Several years ago Pop worked construction and a c-clamp broke holding a cable on a huge piece of equipment a crane was lifting. The broken pieces of c-clamp hit Pop across the bridge of his nose breaking his nose and bruising his face so badly his eyes were swollen shut. His crew brought him home late on a Thursday night. He couldn't see a thing from the swelling and his face was black and blue. We lead him around the house by his hand and helped him get a shower and to bed. The next day, I knew he was going to need some help, so I skipped school and played personal assistant. I completed expense reports and placed his hand where he needed to sign, wrote his weekly report which he dictated, and generally did anything that he couldn't. He needed to go to the bank and deposit his paycheck, so I drove him to the bank and guided him to the teller line. One of the Vice Presidents of the bank was walking through the lobby, saw his swollen face and quickly came over to see him.

"Dick, what happened to your face?", the banker asked.

"My wife,my firewood, my business", Pop replied with a straight face.

The banker scurried off to his office.

Pop turned to me a quietly said, "I bet that stirs up the local gossip hot line."

When we drove up to the house, my Mom came running out the door and to the pickup where we were getting out.

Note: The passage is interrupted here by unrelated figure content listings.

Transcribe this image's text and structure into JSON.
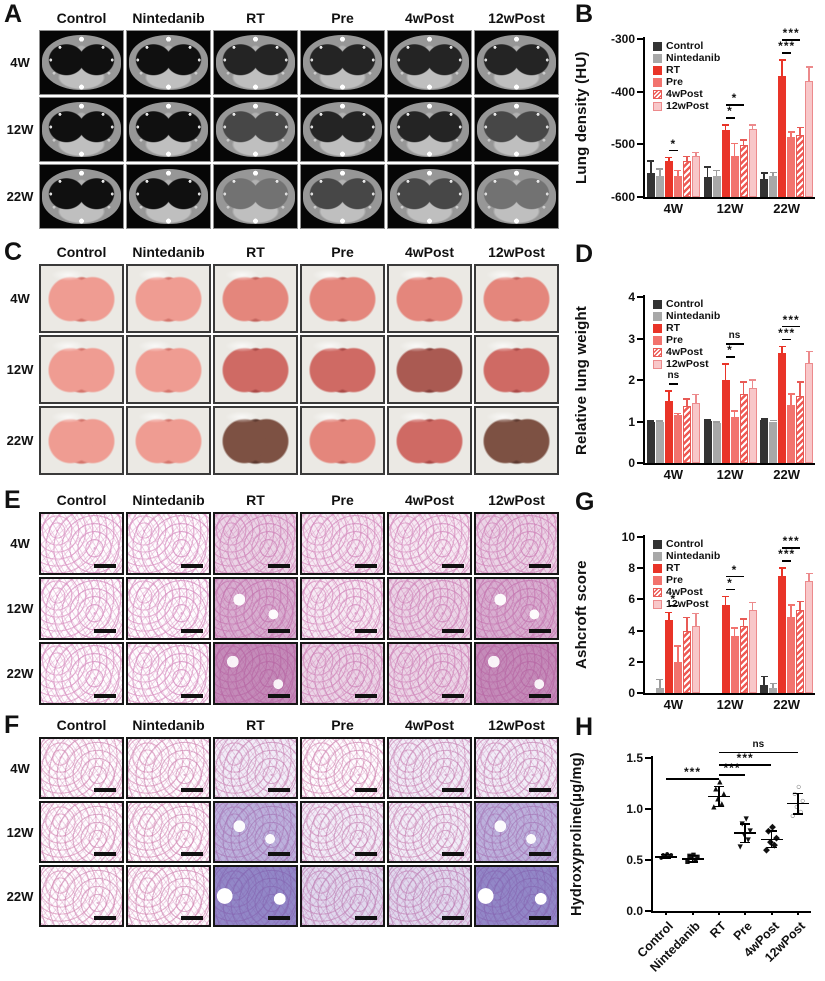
{
  "colors": {
    "control": "#333333",
    "nintedanib": "#a8a8a8",
    "rt": "#e93428",
    "pre": "#f2736e",
    "hatch_4wpost": "#ee5a55",
    "light_12wpost": "#f8c7c9",
    "significance": "#000000"
  },
  "panels": {
    "A": {
      "letter": "A",
      "type": "ct",
      "col_headers": [
        "Control",
        "Nintedanib",
        "RT",
        "Pre",
        "4wPost",
        "12wPost"
      ],
      "row_labels": [
        "4W",
        "12W",
        "22W"
      ],
      "severity": [
        [
          0,
          0,
          1,
          1,
          1,
          1
        ],
        [
          0,
          0,
          2,
          1,
          1,
          2
        ],
        [
          0,
          0,
          3,
          2,
          2,
          3
        ]
      ]
    },
    "B": {
      "letter": "B"
    },
    "C": {
      "letter": "C",
      "type": "gross",
      "col_headers": [
        "Control",
        "Nintedanib",
        "RT",
        "Pre",
        "4wPost",
        "12wPost"
      ],
      "row_labels": [
        "4W",
        "12W",
        "22W"
      ],
      "severity": [
        [
          0,
          0,
          1,
          1,
          1,
          1
        ],
        [
          0,
          0,
          2,
          2,
          3,
          2
        ],
        [
          0,
          0,
          4,
          1,
          2,
          4
        ]
      ]
    },
    "D": {
      "letter": "D"
    },
    "E": {
      "letter": "E",
      "type": "he",
      "col_headers": [
        "Control",
        "Nintedanib",
        "RT",
        "Pre",
        "4wPost",
        "12wPost"
      ],
      "row_labels": [
        "4W",
        "12W",
        "22W"
      ],
      "severity": [
        [
          0,
          0,
          2,
          1,
          1,
          2
        ],
        [
          0,
          0,
          3,
          1,
          2,
          3
        ],
        [
          0,
          0,
          4,
          2,
          2,
          4
        ]
      ]
    },
    "F": {
      "letter": "F",
      "type": "mt",
      "col_headers": [
        "Control",
        "Nintedanib",
        "RT",
        "Pre",
        "4wPost",
        "12wPost"
      ],
      "row_labels": [
        "4W",
        "12W",
        "22W"
      ],
      "severity": [
        [
          0,
          0,
          1,
          0,
          1,
          1
        ],
        [
          0,
          0,
          3,
          1,
          1,
          3
        ],
        [
          0,
          0,
          4,
          2,
          2,
          4
        ]
      ]
    },
    "G": {
      "letter": "G"
    },
    "H": {
      "letter": "H"
    }
  },
  "chart_data": [
    {
      "id": "B",
      "type": "bar",
      "ylabel": "Lung density (HU)",
      "categories": [
        "4W",
        "12W",
        "22W"
      ],
      "ylim": [
        -600,
        -300
      ],
      "yticks": [
        -300,
        -400,
        -500,
        -600
      ],
      "ytick_labels": [
        "-300",
        "-400",
        "-500",
        "-600"
      ],
      "legend_position": "top-left",
      "series": [
        {
          "name": "Control",
          "values": [
            -555,
            -562,
            -565
          ],
          "errors": [
            25,
            20,
            12
          ]
        },
        {
          "name": "Nintedanib",
          "values": [
            -560,
            -560,
            -560
          ],
          "errors": [
            15,
            12,
            8
          ]
        },
        {
          "name": "RT",
          "values": [
            -532,
            -472,
            -370
          ],
          "errors": [
            8,
            10,
            32
          ]
        },
        {
          "name": "Pre",
          "values": [
            -560,
            -522,
            -487
          ],
          "errors": [
            12,
            25,
            12
          ]
        },
        {
          "name": "4wPost",
          "values": [
            -532,
            -502,
            -482
          ],
          "errors": [
            10,
            12,
            15
          ]
        },
        {
          "name": "12wPost",
          "values": [
            -522,
            -470,
            -380
          ],
          "errors": [
            8,
            8,
            28
          ]
        }
      ],
      "significance": [
        {
          "group": 0,
          "from": "RT",
          "to": "Pre",
          "label": "*",
          "level": 0
        },
        {
          "group": 1,
          "from": "RT",
          "to": "Pre",
          "label": "*",
          "level": 0
        },
        {
          "group": 1,
          "from": "RT",
          "to": "4wPost",
          "label": "*",
          "level": 1
        },
        {
          "group": 2,
          "from": "RT",
          "to": "Pre",
          "label": "***",
          "level": 0
        },
        {
          "group": 2,
          "from": "RT",
          "to": "4wPost",
          "label": "***",
          "level": 1
        }
      ]
    },
    {
      "id": "D",
      "type": "bar",
      "ylabel": "Relative lung weight",
      "categories": [
        "4W",
        "12W",
        "22W"
      ],
      "ylim": [
        0,
        4
      ],
      "yticks": [
        0,
        1,
        2,
        3,
        4
      ],
      "ytick_labels": [
        "0",
        "1",
        "2",
        "3",
        "4"
      ],
      "legend_position": "top-left",
      "series": [
        {
          "name": "Control",
          "values": [
            1.0,
            1.02,
            1.03
          ],
          "errors": [
            0.03,
            0.04,
            0.05
          ]
        },
        {
          "name": "Nintedanib",
          "values": [
            1.0,
            0.97,
            1.0
          ],
          "errors": [
            0.03,
            0.04,
            0.04
          ]
        },
        {
          "name": "RT",
          "values": [
            1.5,
            2.0,
            2.65
          ],
          "errors": [
            0.25,
            0.4,
            0.18
          ]
        },
        {
          "name": "Pre",
          "values": [
            1.15,
            1.12,
            1.4
          ],
          "errors": [
            0.06,
            0.15,
            0.28
          ]
        },
        {
          "name": "4wPost",
          "values": [
            1.38,
            1.67,
            1.62
          ],
          "errors": [
            0.18,
            0.3,
            0.35
          ]
        },
        {
          "name": "12wPost",
          "values": [
            1.45,
            1.8,
            2.42
          ],
          "errors": [
            0.22,
            0.22,
            0.28
          ]
        }
      ],
      "significance": [
        {
          "group": 0,
          "from": "RT",
          "to": "Pre",
          "label": "ns",
          "level": 0
        },
        {
          "group": 1,
          "from": "RT",
          "to": "Pre",
          "label": "*",
          "level": 0
        },
        {
          "group": 1,
          "from": "RT",
          "to": "4wPost",
          "label": "ns",
          "level": 1
        },
        {
          "group": 2,
          "from": "RT",
          "to": "Pre",
          "label": "***",
          "level": 0
        },
        {
          "group": 2,
          "from": "RT",
          "to": "4wPost",
          "label": "***",
          "level": 1
        }
      ]
    },
    {
      "id": "G",
      "type": "bar",
      "ylabel": "Ashcroft score",
      "categories": [
        "4W",
        "12W",
        "22W"
      ],
      "ylim": [
        0,
        10
      ],
      "yticks": [
        0,
        2,
        4,
        6,
        8,
        10
      ],
      "ytick_labels": [
        "0",
        "2",
        "4",
        "6",
        "8",
        "10"
      ],
      "legend_position": "top-left",
      "series": [
        {
          "name": "Control",
          "values": [
            0,
            0,
            0.5
          ],
          "errors": [
            0,
            0,
            0.6
          ]
        },
        {
          "name": "Nintedanib",
          "values": [
            0.35,
            0,
            0.35
          ],
          "errors": [
            0.55,
            0,
            0.3
          ]
        },
        {
          "name": "RT",
          "values": [
            4.65,
            5.65,
            7.5
          ],
          "errors": [
            0.55,
            0.6,
            0.55
          ]
        },
        {
          "name": "Pre",
          "values": [
            2.0,
            3.65,
            4.85
          ],
          "errors": [
            1.05,
            0.55,
            0.85
          ]
        },
        {
          "name": "4wPost",
          "values": [
            4.0,
            4.3,
            5.35
          ],
          "errors": [
            0.9,
            0.5,
            0.55
          ]
        },
        {
          "name": "12wPost",
          "values": [
            4.3,
            5.3,
            7.15
          ],
          "errors": [
            0.85,
            0.55,
            0.55
          ]
        }
      ],
      "significance": [
        {
          "group": 0,
          "from": "RT",
          "to": "Pre",
          "label": "*",
          "level": 0
        },
        {
          "group": 1,
          "from": "RT",
          "to": "Pre",
          "label": "*",
          "level": 0
        },
        {
          "group": 1,
          "from": "RT",
          "to": "4wPost",
          "label": "*",
          "level": 1
        },
        {
          "group": 2,
          "from": "RT",
          "to": "Pre",
          "label": "***",
          "level": 0
        },
        {
          "group": 2,
          "from": "RT",
          "to": "4wPost",
          "label": "***",
          "level": 1
        }
      ]
    },
    {
      "id": "H",
      "type": "scatter",
      "ylabel": "Hydroxyproline(μg/mg)",
      "categories": [
        "Control",
        "Nintedanib",
        "RT",
        "Pre",
        "4wPost",
        "12wPost"
      ],
      "markers": [
        "circle-filled",
        "square-filled",
        "triangle-up-filled",
        "triangle-down-filled",
        "diamond-filled",
        "circle-open"
      ],
      "ylim": [
        0,
        1.5
      ],
      "yticks": [
        0,
        0.5,
        1,
        1.5
      ],
      "ytick_labels": [
        "0.0",
        "0.5",
        "1.0",
        "1.5"
      ],
      "points": [
        [
          0.52,
          0.53,
          0.54,
          0.55,
          0.55,
          0.56
        ],
        [
          0.48,
          0.5,
          0.52,
          0.53,
          0.54,
          0.55
        ],
        [
          1.02,
          1.05,
          1.1,
          1.15,
          1.2,
          1.26
        ],
        [
          0.63,
          0.7,
          0.75,
          0.78,
          0.85,
          0.9
        ],
        [
          0.6,
          0.65,
          0.68,
          0.72,
          0.78,
          0.82
        ],
        [
          0.93,
          0.97,
          1.02,
          1.08,
          1.15,
          1.22
        ]
      ],
      "means": [
        0.54,
        0.52,
        1.13,
        0.77,
        0.71,
        1.06
      ],
      "sds": [
        0.02,
        0.03,
        0.1,
        0.09,
        0.08,
        0.1
      ],
      "significance": [
        {
          "from": "Control",
          "to": "RT",
          "label": "***",
          "y": 1.3
        },
        {
          "from": "RT",
          "to": "Pre",
          "label": "***",
          "y": 1.34
        },
        {
          "from": "RT",
          "to": "4wPost",
          "label": "***",
          "y": 1.44
        },
        {
          "from": "RT",
          "to": "12wPost",
          "label": "ns",
          "y": 1.56
        }
      ]
    }
  ]
}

"What did you say at the bank?", she screamed.

We both began laughing hysterically at how fast the rumor had circled town and had already gotten back to Mom.

Well 50 years later, social media and 24 hour news channels eager to have breaking news to share has turned the world into a small town eager to pass the garbled message someone thought they hard. My question is this:

"What good does it do to worry about what someone said on Twitter. Why worry about things you can't do anything about?"

We're not going to force a president or a congress member to resign, because we are appalled by their comments posted on social media or in the news. And we're not going to change a foreign leader's itch for a nuclear missile button.  So, why don't we utilize our energy and efforts for something we can change like the lives of those around us who are hurting, hungry, or homeless? We can't change the world, but we can change things in our corner of the world. Why don't we try to spread a little love and grace to those around us and hope that it will multiply?

Let's quit worrying with what someone said on social media and start worrying with what we say and do with those around us.